Si l’on se permettait une métaphore végétale, on pourrait dire que le Prix Lumière qui, depuis 2009, a été décerné à Lyon à Clint Eastwood, Milos Forman, Gérard Depardieu, Ken Loach, Quentin Tarantino, Pedro Almodovar et Martin Scorsese, est un arbre qui cache la forêt. Un arbre qui, jusqu’à présent a pris l’apparence de chênes et qui, cette année, aura celle du charme — puisque c’est à Catherine Deneuve qu’il sera remis le 14 octobre prochain. Mais un arbre qui cache néanmoins une forêt de trésors cinéphiliques.

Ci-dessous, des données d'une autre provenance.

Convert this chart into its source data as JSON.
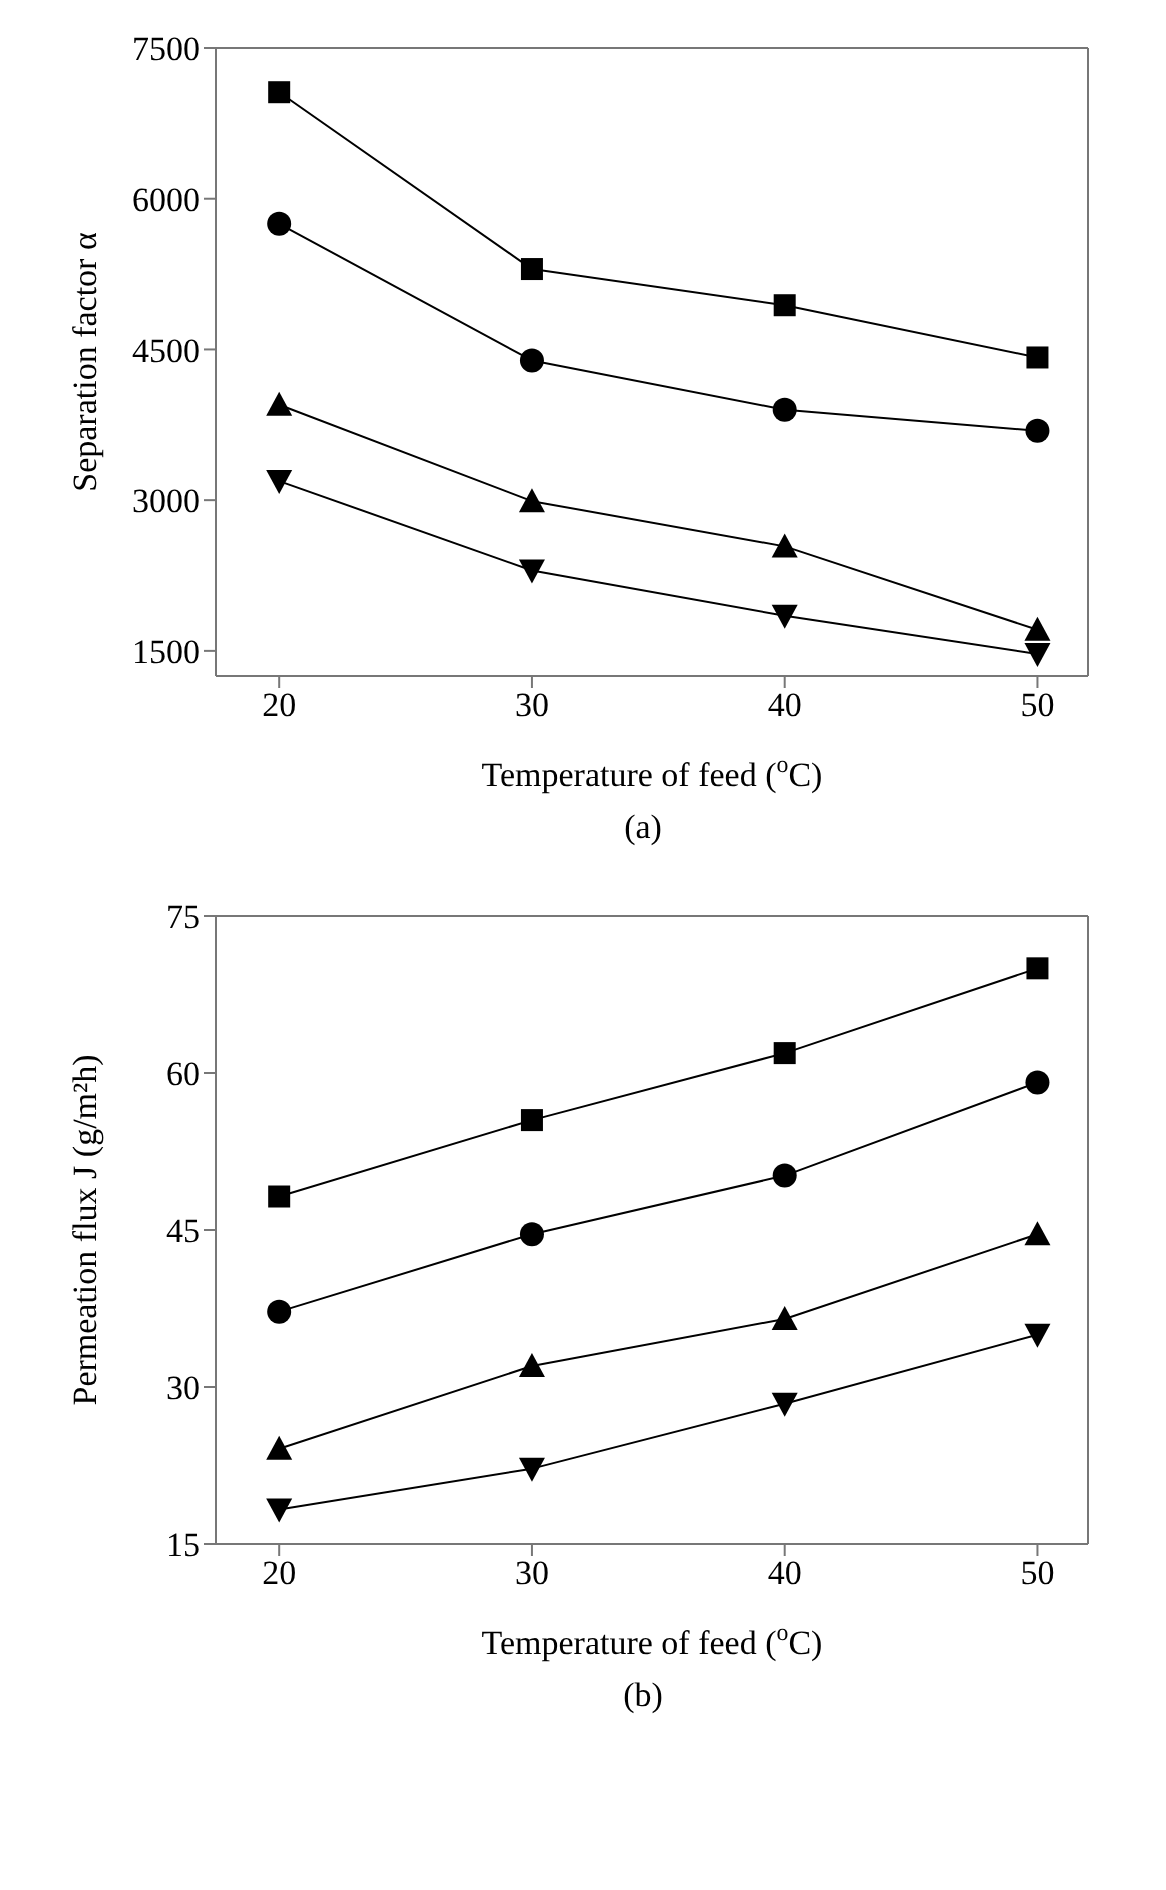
{
  "chart_data": [
    {
      "type": "line",
      "annotations": [
        "(a)"
      ],
      "xlabel": "Temperature of feed  ($^{o}$C)",
      "ylabel": "Separation factor α",
      "x": [
        20,
        30,
        40,
        50
      ],
      "xlim": [
        17.5,
        52
      ],
      "xticks": [
        20,
        30,
        40,
        50
      ],
      "ylim": [
        1250,
        7500
      ],
      "yticks": [
        1500,
        3000,
        4500,
        6000,
        7500
      ],
      "grid": false,
      "legend": false,
      "line_style": "solid",
      "series": [
        {
          "color": "#000000",
          "marker": "square",
          "values": [
            7060,
            5300,
            4940,
            4420
          ]
        },
        {
          "color": "#000000",
          "marker": "circle",
          "values": [
            5750,
            4390,
            3900,
            3690
          ]
        },
        {
          "color": "#000000",
          "marker": "triangle",
          "values": [
            3950,
            2990,
            2540,
            1710
          ]
        },
        {
          "color": "#000000",
          "marker": "triangle-down",
          "values": [
            3190,
            2300,
            1850,
            1470
          ]
        }
      ]
    },
    {
      "type": "line",
      "annotations": [
        "(b)"
      ],
      "xlabel": "Temperature of feed  ($^{o}$C)",
      "ylabel": "Permeation flux J (g/m²h)",
      "x": [
        20,
        30,
        40,
        50
      ],
      "xlim": [
        17.5,
        52
      ],
      "xticks": [
        20,
        30,
        40,
        50
      ],
      "ylim": [
        15,
        75
      ],
      "yticks": [
        15,
        30,
        45,
        60,
        75
      ],
      "grid": false,
      "legend": false,
      "line_style": "solid",
      "series": [
        {
          "color": "#000000",
          "marker": "square",
          "values": [
            48.2,
            55.5,
            61.9,
            70.0
          ]
        },
        {
          "color": "#000000",
          "marker": "circle",
          "values": [
            37.2,
            44.6,
            50.2,
            59.1
          ]
        },
        {
          "color": "#000000",
          "marker": "triangle",
          "values": [
            24.1,
            32.0,
            36.5,
            44.6
          ]
        },
        {
          "color": "#000000",
          "marker": "triangle-down",
          "values": [
            18.3,
            22.2,
            28.4,
            35.0
          ]
        }
      ]
    }
  ]
}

Le festival Lumière, qui se déroule cette année du 8 au 16 octobre dans la capitale des Gaules, n’est pas en effet uniquement centré sur la personnalité honorée. Certes, on se réjouit de voir et revoir de nombreux films de Catherine Deneuve, beaucoup en sa présence, mais on saute tout autant de joie de savoir que, question rétrospectives, il y en aura pour tous les goûts, depuis le cinéma muet jusqu’à aujourd’hui. Les films de Buster Keaton seront de la revue mais aussi ceux de Marcel Carné et d’Antonio Pietrangeli, quelques autres où trottinent les monstres de la Universal, quelques-uns avec des reines de Hollywood, des raretés extirpées des archives du monde entier, une sélection orchestrée par Tarantino avec des films sortis en 1970… Il faudrait vraiment souffrir de xérostomie pour ne pas saliver sur cette programmation fournie.

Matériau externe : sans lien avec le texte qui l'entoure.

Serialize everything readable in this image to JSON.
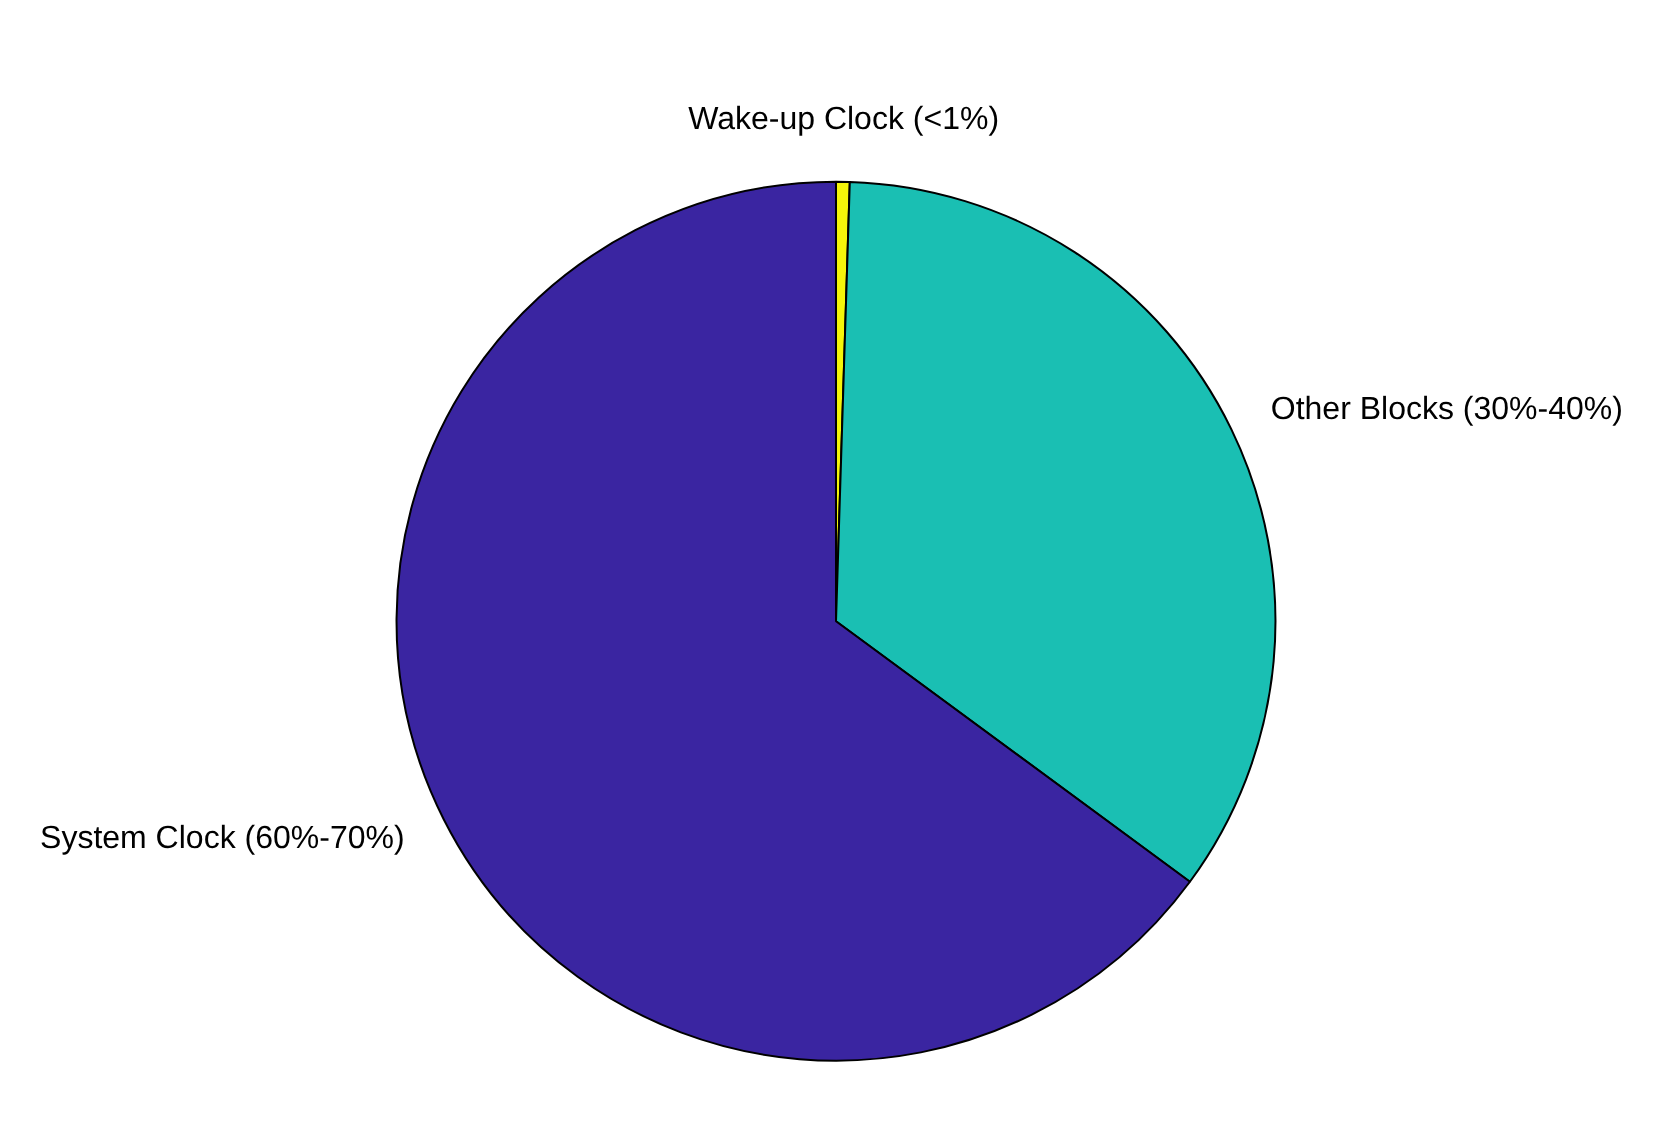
{
  "chart_data": {
    "type": "pie",
    "categories": [
      "Wake-up Clock (<1%)",
      "Other Blocks (30%-40%)",
      "System Clock (60%-70%)"
    ],
    "values": [
      0.5,
      34.6,
      64.9
    ],
    "colors": [
      "#f5f50a",
      "#1abfb3",
      "#3a25a1"
    ]
  }
}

Parmi les coups de cœurs de cette édition 2016, on notera le cycle consacré à Dorothy Arzner, une femme qui, dès les années trente, avait le toupet de diriger des films à Hollywood — ce qui, à quelques exceptions près, de Nell Shipman à Lois Weber, était à l’époque très rare. Maître d’œuvre du festival, l’Institut Lumière propose sept films réalisés par la dame entre 1930 et 1940 — sa carrière de cinéaste court de 1922 à 1943 —, dont les plus connus sont sans doute Christopher Strong (1933, La phalène d’argent) avec Katherine Hepburn et Dance, Girl, Dance (1940) avec Lucille Ball et Maureen O’Hara. Toujours au rayon des découvertes, on signalera également trois films d’Edward L. Cahn. Le premier, Law and Order (1932), formidable western sur l’histoire pas encore usée de Wyatt Earp, avait déjà été montré il y a quelques années. C’est dire si l’on attend avec impatience les deux autres, Afraid to Talk (1932) et Laughter in Hell (1933). Les conseiller est une façon de jouer sur du velours : les films américains baptisés Pré-Code, parce que tournés avant 1934 et l’instauration du code de censure, sont des joyaux. La plupart exhibent une liberté de ton et une modernité mises quelque peu en veilleuse par la suite dans la production courante. Les films de Cahn plus quatre autres interprétés par Eddie Constantine seront présentés par Bertrand Tavernier. Lequel propose également en avant-première son Voyage de plus de 3 heures à travers le cinéma français qui s’annonce passionnant, comme l’étaient déjà les deux précédents opus sur les productions américaines et italiennes dues à Martin Scorsese.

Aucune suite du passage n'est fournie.